Book Review: Middlesex by Jeffrey Eugenides
I loved this book and I don't say that lightly. I'm in my fourth (and last) year of college and throughout my entire academic career, never have I enjoyed an assigned book this much.
I think its best to go into this book not really knowing what to expect, but here's a tiny bit about the book: Our main character is Calliope Stephanides. In telling us her story she ventures in the tale of the last three generations of her Greek-American family. She takes us from Turkey to Detroit, Michigan to San Francisco and more. Callie witnesses desegregation, race riots, and prohibition. But this is only part of it. Callie has a secret that goes back for generations, not just the three that she tells us about. This is a tale of both history and science and it reads like a modern day epic.
Does that sound enticing to you? If not, hear me out! Here are a couple of reasons why I found this story so compelling.
1) There's something for everybody
If you enjoy studying classics or literature, gender and sexuality, stories about family that span multiple generation, coming of age, and hidden family secrets then this is right up your alley! This book is so encompassing of all of these things that I think if you give it a try you'll be hard pressed to find something you don't identify with.
2) I'm a Classics Major
Therefore, throughout most of this book I was absolutely geeking out! Because Callie's family is Greek-American there are a lot of references to Greek mythology and history. Don't be daunted when I tell you that! A good chunk of the mythology is something that you might be familiar with If you've read some Percy Jackson and the Olympians or Percy Jackson's Greek Gods by Rick Riordan. I knew much of it because I study it for my major and it felt like I was finding fun little Easter eggs every time. Even if you only know the basic premises for the Iliad and Odyssey by Homer, you'll understand a good amount of what's going on.
A little example would be Callie's own name! Calliope was one of the nine muses. In particular, she was the muse that presided over epic poetry. She's said to be the muse that Homer invoked while writing his epics. Middlesex in and of itself is its own kind of modern epic and its told by our very own Calliope Stephanides, narrator and muse. I love these kinds of little touches!
3) This book won a Pulitzer
Yep. In 2003 Middlesex won a Pulitzer. Not to mention it was also featured in Oprah's book club. So if you're the kind of person who likes to read a book for its merit (among other things) then know that this book is widely read and, I mean, it has a 3.97 star rating on goodreads. From a goodreads standard, that's not a bad rating at all!

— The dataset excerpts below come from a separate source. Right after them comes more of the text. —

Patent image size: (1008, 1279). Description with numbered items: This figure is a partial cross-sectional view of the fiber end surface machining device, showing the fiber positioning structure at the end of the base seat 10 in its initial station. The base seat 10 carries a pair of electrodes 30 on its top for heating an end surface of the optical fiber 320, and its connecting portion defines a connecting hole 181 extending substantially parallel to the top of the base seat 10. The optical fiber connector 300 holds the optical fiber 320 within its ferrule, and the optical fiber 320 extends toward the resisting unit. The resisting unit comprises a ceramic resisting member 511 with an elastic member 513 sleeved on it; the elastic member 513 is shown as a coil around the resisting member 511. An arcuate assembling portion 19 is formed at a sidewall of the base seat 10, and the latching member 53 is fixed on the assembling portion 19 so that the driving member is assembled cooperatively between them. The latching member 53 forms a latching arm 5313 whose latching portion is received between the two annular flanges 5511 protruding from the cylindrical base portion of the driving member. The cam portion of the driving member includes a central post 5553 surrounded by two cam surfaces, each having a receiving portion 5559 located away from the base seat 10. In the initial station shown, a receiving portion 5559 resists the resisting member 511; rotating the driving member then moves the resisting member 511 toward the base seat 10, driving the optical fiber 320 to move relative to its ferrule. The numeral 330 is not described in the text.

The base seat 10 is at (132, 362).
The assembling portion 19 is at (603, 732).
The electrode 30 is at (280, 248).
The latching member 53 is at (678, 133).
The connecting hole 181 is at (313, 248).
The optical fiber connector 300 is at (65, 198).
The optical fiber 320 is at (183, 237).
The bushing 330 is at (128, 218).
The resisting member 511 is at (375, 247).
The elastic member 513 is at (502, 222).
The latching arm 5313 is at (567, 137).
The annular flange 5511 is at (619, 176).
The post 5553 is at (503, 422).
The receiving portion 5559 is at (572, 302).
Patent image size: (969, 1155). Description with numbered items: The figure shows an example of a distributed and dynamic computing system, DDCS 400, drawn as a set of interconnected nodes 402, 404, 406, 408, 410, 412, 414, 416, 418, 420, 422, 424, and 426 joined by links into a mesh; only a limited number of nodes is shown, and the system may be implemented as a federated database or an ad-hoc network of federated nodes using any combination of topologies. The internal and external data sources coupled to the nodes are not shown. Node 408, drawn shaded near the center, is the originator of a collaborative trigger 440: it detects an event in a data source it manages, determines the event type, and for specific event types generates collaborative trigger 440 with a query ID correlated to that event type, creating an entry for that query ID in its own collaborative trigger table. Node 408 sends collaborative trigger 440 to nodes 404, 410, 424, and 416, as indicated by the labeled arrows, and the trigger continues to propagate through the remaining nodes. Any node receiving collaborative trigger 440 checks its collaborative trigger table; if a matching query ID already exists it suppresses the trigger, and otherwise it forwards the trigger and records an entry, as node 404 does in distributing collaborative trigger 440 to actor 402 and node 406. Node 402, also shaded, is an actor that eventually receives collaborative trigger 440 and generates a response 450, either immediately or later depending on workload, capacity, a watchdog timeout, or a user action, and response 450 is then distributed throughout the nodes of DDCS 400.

All in all, I want to emphasize that this book as something for absolutely anyone! I love stories that span multiple generation, but even more than that imbedded in this story is the idea of fate (also another ode to Greek myth). The idea that our stories and our lives are intertwined with the overarching past of our ancestors. That some things are predetermined and are reflections of the choices of those that came before us instead of our own. In the present, Callie has to live with the choices made by her grandparents and parents in the past. There's something about that that makes me feel like a small observer in this epically charted, predetermine journey and that I'm just here for the ride.
I loved this book so much that I'm even writing two papers on it. One of them being my undergraduate dissertation!
Some favorite quotes:
- "Biology gives you a brain. Life turns it into a mind."
- "But in the end it wasn't up to me. The big things never are. Birth, I mean, and death. And love. And what love bequeaths to us before we're born."
- "So do boys and men announce their intentions. They cover you like a sarcophagus lid. And call it love."